If you think laughter and comedy are reserved strictly for humans, you’d be wrong. A study in the late 1990s showed that creatures like rats emit ultrasonic vocalizations while playing with or anticipating the opportunity to play with other rats. To make matters sillier, rats emitted similar vocalizations when they were subjected to manual somatosensory stimulation. In other words, rats laughed from being tickled.
It’s the type of controversial research that could either lead to an unexpected slush of funding or far stricter oversight regarding scientific experiments. Luckily, there are thousands of research departments out there, embarking on strange quests for knowledge. It may seem silly, even trivial, in the annals of scientific discovery. However, the discovery that rats can laugh provides real insight into the inner lives of animals. More and more, humans discover that even tiny animals are not so different from us, after all. Let’s learn more about this research and how scientists discovered that rats laugh when subjected to play time and tickles.
The 50-kHz Chirp

Rats appear to emit ultrasonic 50-kHz chirp sounds when reacting positively to stimuli, akin to laughter.
©New Africa/Shutterstock.com
The study’s name explains the experiment pretty well: “50-kHz chirping (laughter?) in response to conditioned and unconditioned tickle-induced reward in rats: effects of social housing and genetic variables.” It was published in the October 2000 issue of the journal “Behavioural Brain Research.” However, it found a second life in Wired Magazine. The story is as follows:
Neuroscientist Jaak Panksepp and colleagues found out that rats emit a unique ultrasonic vocalization while playing or anticipating playtime. This 50 kHz chirp that the rats emitted seemed to point to a positive emotional state. Furthermore, the rats also seemed to emit this chirp when scientists tickled them, much more than any other activity. These tickles, done with the right hand, consisted of “rapid initial finger movements across the back with a focus on the neck, followed by quickly turning the animals over onto their backs, vigorously tickling their ventral surface, and then releasing them after a few seconds of stimulation.”
Despite being brisk and assertive, each tickling maneuver, which was repeated throughout each session, was done in a way to prevent frightening the rats.
The Heart of the Laugh
According to Wired, researchers first trained rats to press certain levers. One lever was supposed to be a response to a tone to receive a morsel of food. The other lever was supposed to be pressed in response to a different tone to avoid an electric shock. After the rats had figured out that one tone meant “food” and the other lever meant “ouch,” scientists divided them into two groups. One of those groups got tickled. The other just got handled normally. After that, scientists gave the rats another tone, this time an ambiguous frequency between the two they were trained on.

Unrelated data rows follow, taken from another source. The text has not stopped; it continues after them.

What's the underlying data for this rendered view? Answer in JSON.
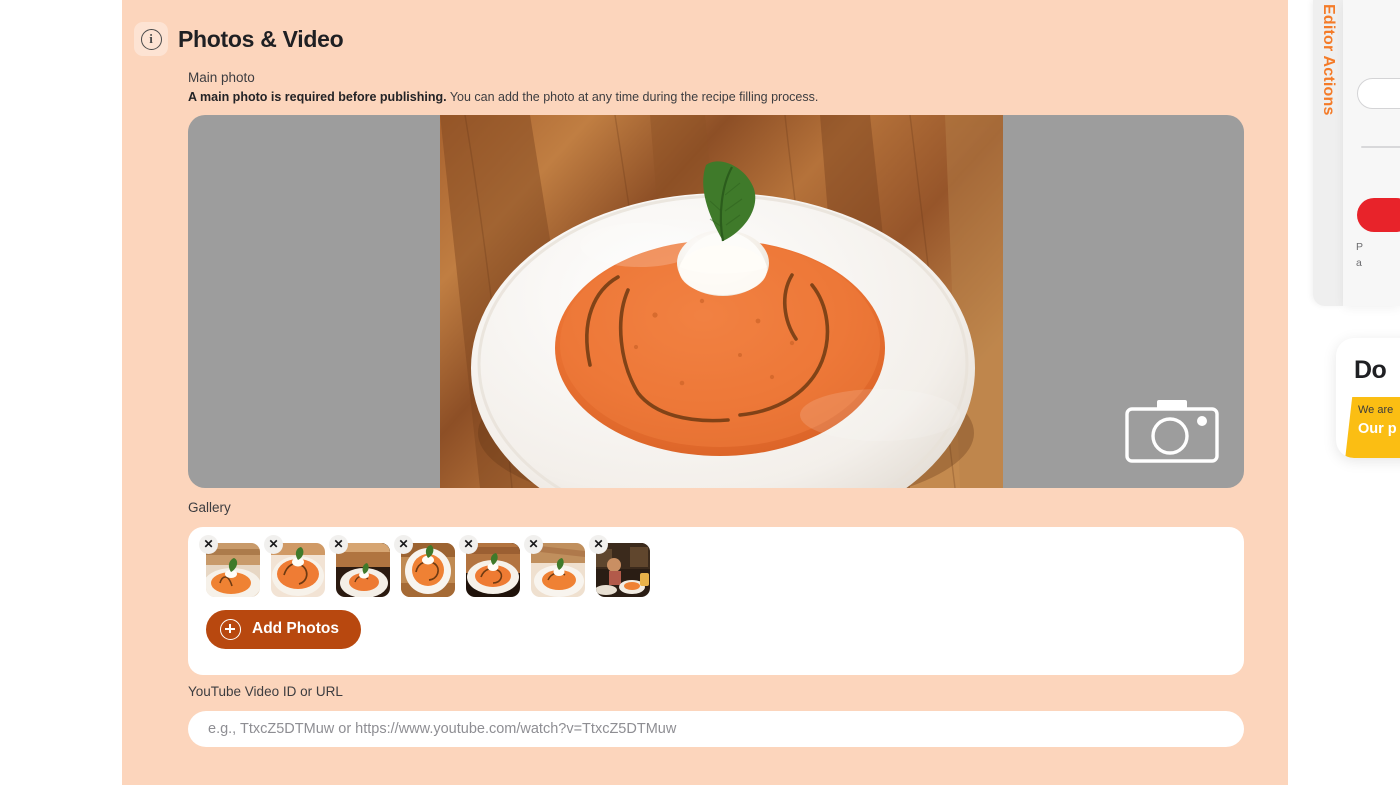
{
  "section": {
    "title": "Photos & Video",
    "info_icon": "info-circle-icon",
    "info_glyph": "i"
  },
  "main_photo": {
    "label": "Main photo",
    "hint_bold": "A main photo is required before publishing.",
    "hint_rest": " You can add the photo at any time during the recipe filling process.",
    "camera_icon": "camera-icon",
    "photo_alt": "Bowl of creamy tomato soup with basil leaf, cream dollop and balsamic drizzle on a wooden table",
    "letterbox_color": "#9d9d9d"
  },
  "gallery": {
    "label": "Gallery",
    "remove_glyph": "✕",
    "add_button_label": "Add Photos",
    "add_button_icon": "plus-circle-icon",
    "add_button_color": "#b8480f",
    "thumbnails": [
      {
        "alt": "Soup bowl close-up with basil, bright background"
      },
      {
        "alt": "Soup bowl overhead on light surface"
      },
      {
        "alt": "Soup bowl on dark wooden table with cutlery"
      },
      {
        "alt": "Soup bowl straight overhead on wood"
      },
      {
        "alt": "Soup bowl angled on dark wood"
      },
      {
        "alt": "Soup bowl on light wooden table"
      },
      {
        "alt": "Restaurant interior with served soup"
      }
    ]
  },
  "youtube": {
    "label": "YouTube Video ID or URL",
    "value": "",
    "placeholder": "e.g., TtxcZ5DTMuw or https://www.youtube.com/watch?v=TtxcZ5DTMuw"
  },
  "right_rail": {
    "tab_label": "Editor Actions",
    "tab_label_color": "#f47b28",
    "note_line1": "P",
    "note_line2": "a"
  },
  "promo": {
    "title": "Do",
    "ribbon_line1": "We are",
    "ribbon_line2": "Our p",
    "ribbon_color": "#fbbe13"
  },
  "theme": {
    "panel_background": "#fcd5bc",
    "page_background": "#ffffff",
    "accent": "#b8480f"
  }
}
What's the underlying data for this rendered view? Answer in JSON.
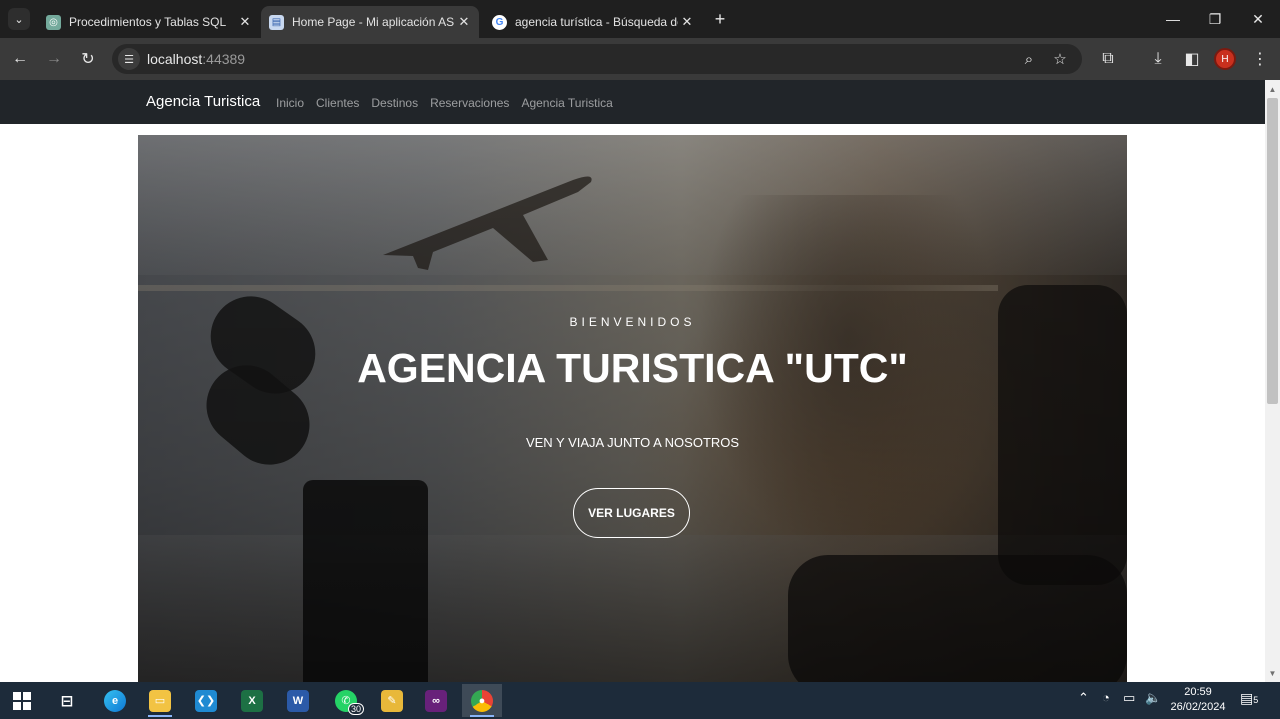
{
  "browser": {
    "tabs": [
      {
        "title": "Procedimientos y Tablas SQL",
        "favicon": "chatgpt-icon",
        "active": false
      },
      {
        "title": "Home Page - Mi aplicación ASP",
        "favicon": "page-icon",
        "active": true
      },
      {
        "title": "agencia turística - Búsqueda de",
        "favicon": "google-icon",
        "active": false
      }
    ],
    "close_glyph": "✕",
    "new_tab_glyph": "+",
    "address": {
      "host": "localhost",
      "port": ":44389"
    },
    "profile_initial": "H"
  },
  "site": {
    "brand": "Agencia Turistica",
    "nav": [
      "Inicio",
      "Clientes",
      "Destinos",
      "Reservaciones",
      "Agencia Turistica"
    ]
  },
  "hero": {
    "kicker": "BIENVENIDOS",
    "title": "AGENCIA TURISTICA \"UTC\"",
    "subtitle": "VEN Y VIAJA JUNTO A NOSOTROS",
    "cta": "VER LUGARES"
  },
  "taskbar": {
    "apps": [
      {
        "name": "task-view",
        "label": ""
      },
      {
        "name": "edge",
        "label": ""
      },
      {
        "name": "file-explorer",
        "label": ""
      },
      {
        "name": "vscode",
        "label": ""
      },
      {
        "name": "excel",
        "label": "X"
      },
      {
        "name": "word",
        "label": "W"
      },
      {
        "name": "whatsapp",
        "label": "",
        "badge": "30"
      },
      {
        "name": "sticky-app",
        "label": ""
      },
      {
        "name": "visual-studio",
        "label": ""
      },
      {
        "name": "chrome",
        "label": ""
      }
    ],
    "time": "20:59",
    "date": "26/02/2024",
    "notifications": "5"
  },
  "colors": {
    "navbar": "#212529",
    "tab_strip": "#1f1f1f",
    "toolbar": "#3a3a3a",
    "taskbar": "#1d2b3a",
    "profile": "#c9301e"
  }
}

The tickled rats seemed to interpret the ambiguous sound more optimistically. They pressed the food-reward lever a lot more than the shock avoidance lever. Specifically, only rats that responded to tickling with many ultrasonic ‘laughter’ vocalizations showed such optimism. Interestingly, there were some rats that didn’t like being tickled either way. They didn’t respond to the experience with laughter. The ones that did were considered more optimistic, as they expected a reward rather than punishment.
Hilarious Hindsight

Rats with a penchant for laughing can be selected for breeding that shows results in just four generations.

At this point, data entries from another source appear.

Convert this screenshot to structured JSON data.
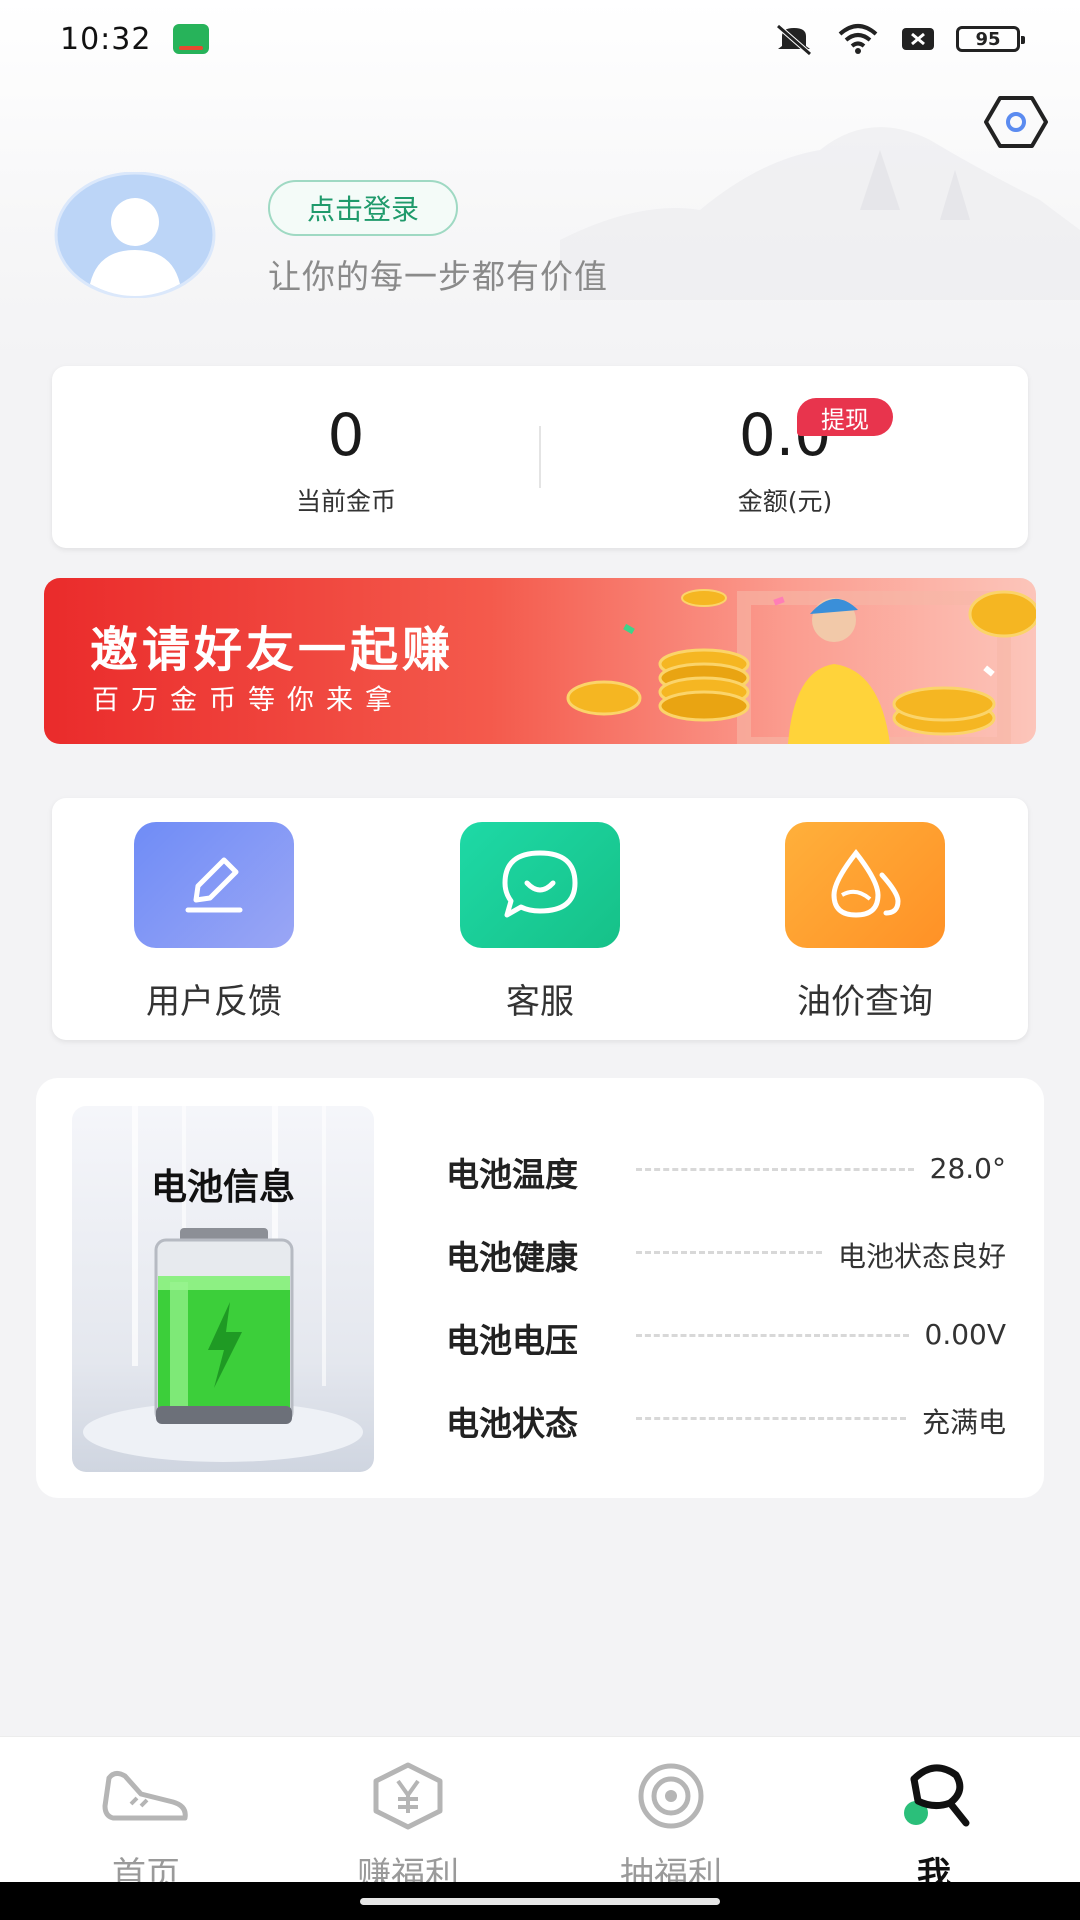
{
  "status_bar": {
    "time": "10:32",
    "battery_level": "95",
    "icons": [
      "mute-icon",
      "wifi-icon",
      "no-sim-icon",
      "battery-icon"
    ]
  },
  "profile": {
    "login_label": "点击登录",
    "slogan": "让你的每一步都有价值"
  },
  "stats": {
    "coins_value": "0",
    "coins_label": "当前金币",
    "money_value": "0.0",
    "money_label": "金额(元)",
    "withdraw_label": "提现"
  },
  "invite_banner": {
    "title": "邀请好友一起赚",
    "subtitle": "百万金币等你来拿"
  },
  "tools": [
    {
      "label": "用户反馈",
      "icon": "pencil-icon"
    },
    {
      "label": "客服",
      "icon": "chat-smile-icon"
    },
    {
      "label": "油价查询",
      "icon": "oil-drop-icon"
    }
  ],
  "battery": {
    "title": "电池信息",
    "rows": [
      {
        "label": "电池温度",
        "value": "28.0°"
      },
      {
        "label": "电池健康",
        "value": "电池状态良好"
      },
      {
        "label": "电池电压",
        "value": "0.00V"
      },
      {
        "label": "电池状态",
        "value": "充满电"
      }
    ]
  },
  "bottom_nav": {
    "items": [
      {
        "label": "首页",
        "icon": "shoe-icon"
      },
      {
        "label": "赚福利",
        "icon": "yuan-hexagon-icon"
      },
      {
        "label": "抽福利",
        "icon": "lottery-icon"
      },
      {
        "label": "我",
        "icon": "profile-icon"
      }
    ],
    "active": "我"
  },
  "colors": {
    "accent_green": "#1f9a6b",
    "withdraw_red": "#e8344d",
    "banner_red": "#ea2b2b"
  }
}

©Volodymyr TVERDOKHLIB/Shutterstock.com
Other neuroscientists greeted the discovery of rat laughter in the late 1990s with scorn, derision, and, well, humor. As time has gone on, however, quantitative analyses of the behavior have seen acceptance of the idea grow. A new frontier in science regarding the inner lives and experiences of animals bolsters such claims. Other experiments also show that rat laughter is not only very real but also heritable.
Scientists found that tickle-enjoying is a fairly stable individual trait in rats. These rats are less neurotic on average and better able to handle stress. This means it can be selected for through breeding. As such, scientists have bred a strain of rats that love to be tickled. It took only four generations to turn playful rats into ‘tickle monsters’—rats that love to play, be tickled, and laugh during both experiences.

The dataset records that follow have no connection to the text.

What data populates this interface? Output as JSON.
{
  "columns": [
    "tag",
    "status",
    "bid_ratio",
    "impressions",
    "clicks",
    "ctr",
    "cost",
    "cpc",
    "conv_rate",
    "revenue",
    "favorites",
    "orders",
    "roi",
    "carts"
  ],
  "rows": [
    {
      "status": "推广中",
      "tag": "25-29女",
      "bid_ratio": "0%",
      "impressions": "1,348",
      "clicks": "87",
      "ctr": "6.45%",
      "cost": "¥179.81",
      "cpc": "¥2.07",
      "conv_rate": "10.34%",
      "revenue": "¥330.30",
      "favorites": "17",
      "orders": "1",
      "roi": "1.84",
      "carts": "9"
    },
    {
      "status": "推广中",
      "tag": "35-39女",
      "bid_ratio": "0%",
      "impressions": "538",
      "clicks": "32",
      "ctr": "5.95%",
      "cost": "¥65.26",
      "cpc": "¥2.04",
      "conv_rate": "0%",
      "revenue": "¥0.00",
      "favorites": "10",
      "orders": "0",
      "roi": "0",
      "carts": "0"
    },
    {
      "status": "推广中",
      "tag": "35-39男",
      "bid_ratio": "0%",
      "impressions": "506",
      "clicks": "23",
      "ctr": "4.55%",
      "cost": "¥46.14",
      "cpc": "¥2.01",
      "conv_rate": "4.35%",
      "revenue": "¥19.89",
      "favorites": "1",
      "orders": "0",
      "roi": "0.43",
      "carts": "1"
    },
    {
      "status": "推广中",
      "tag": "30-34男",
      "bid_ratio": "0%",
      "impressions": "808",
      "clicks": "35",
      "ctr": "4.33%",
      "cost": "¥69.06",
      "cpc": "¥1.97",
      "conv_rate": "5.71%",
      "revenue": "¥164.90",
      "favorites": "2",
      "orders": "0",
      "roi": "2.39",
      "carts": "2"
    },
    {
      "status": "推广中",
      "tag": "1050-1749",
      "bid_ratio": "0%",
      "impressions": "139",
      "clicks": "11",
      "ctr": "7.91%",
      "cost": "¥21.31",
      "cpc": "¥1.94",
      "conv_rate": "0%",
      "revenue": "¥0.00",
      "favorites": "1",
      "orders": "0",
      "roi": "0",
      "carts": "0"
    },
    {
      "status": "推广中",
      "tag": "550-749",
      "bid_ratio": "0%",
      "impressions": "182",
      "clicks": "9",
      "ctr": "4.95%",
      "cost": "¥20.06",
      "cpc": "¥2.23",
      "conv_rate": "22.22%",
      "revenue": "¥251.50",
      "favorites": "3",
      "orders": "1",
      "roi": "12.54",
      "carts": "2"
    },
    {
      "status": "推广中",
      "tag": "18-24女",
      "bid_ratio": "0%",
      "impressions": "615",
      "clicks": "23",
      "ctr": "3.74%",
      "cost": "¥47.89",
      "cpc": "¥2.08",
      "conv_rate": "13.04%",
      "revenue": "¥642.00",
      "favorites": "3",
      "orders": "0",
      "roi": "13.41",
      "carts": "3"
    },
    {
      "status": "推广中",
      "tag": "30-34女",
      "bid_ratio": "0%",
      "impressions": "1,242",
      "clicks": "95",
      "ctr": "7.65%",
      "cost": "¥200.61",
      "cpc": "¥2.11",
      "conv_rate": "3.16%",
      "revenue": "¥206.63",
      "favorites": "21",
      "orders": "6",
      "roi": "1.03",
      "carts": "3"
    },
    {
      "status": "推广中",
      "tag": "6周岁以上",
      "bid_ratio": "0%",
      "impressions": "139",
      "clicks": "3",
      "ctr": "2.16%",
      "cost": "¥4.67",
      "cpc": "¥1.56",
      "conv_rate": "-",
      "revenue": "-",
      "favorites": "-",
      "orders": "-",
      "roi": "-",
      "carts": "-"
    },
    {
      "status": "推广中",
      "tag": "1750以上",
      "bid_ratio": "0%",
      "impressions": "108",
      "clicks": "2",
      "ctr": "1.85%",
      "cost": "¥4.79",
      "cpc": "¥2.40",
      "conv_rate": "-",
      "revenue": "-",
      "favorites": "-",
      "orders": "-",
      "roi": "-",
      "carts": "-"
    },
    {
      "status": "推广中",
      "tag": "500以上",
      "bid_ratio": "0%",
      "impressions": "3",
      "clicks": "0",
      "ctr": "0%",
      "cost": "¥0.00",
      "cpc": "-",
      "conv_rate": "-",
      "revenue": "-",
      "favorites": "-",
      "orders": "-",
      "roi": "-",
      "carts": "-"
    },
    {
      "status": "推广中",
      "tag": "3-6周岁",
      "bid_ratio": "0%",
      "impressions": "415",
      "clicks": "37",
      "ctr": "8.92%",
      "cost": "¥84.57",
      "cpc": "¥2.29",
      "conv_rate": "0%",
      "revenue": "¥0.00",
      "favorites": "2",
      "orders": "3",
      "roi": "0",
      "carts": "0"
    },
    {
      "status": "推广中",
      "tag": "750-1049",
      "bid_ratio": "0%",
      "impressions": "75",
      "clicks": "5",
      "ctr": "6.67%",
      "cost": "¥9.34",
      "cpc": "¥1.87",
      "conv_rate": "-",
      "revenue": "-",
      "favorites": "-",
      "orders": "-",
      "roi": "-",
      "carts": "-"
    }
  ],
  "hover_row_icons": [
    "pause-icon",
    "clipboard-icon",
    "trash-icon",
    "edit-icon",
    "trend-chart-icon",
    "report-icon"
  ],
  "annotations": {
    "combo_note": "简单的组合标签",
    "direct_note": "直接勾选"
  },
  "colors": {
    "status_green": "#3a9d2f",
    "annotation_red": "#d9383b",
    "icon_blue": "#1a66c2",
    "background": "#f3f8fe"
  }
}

Other researchers even found that rat laughter can reflect personality differences related to the rate of hippocampal neurogenesis, or the birth of new nerve cells in the hippocampus. While decreased hippocampal neurogenesis is associated with depression in humans, no one is quite sure if a low rate causes depression or if depression decreases neurogenesis. Scientists discovered, via rat laughter, that repeated tickling “increased neurogenesis only in the rats that enjoyed tickling and responded to it with laughter; that is, increased neurogenesis depended on an interaction between a certain stimulus (tickling) and the individual rat’s disposition.”
It seems that when done correctly, even ‘silly’ experiments can lead to startling scientific insights.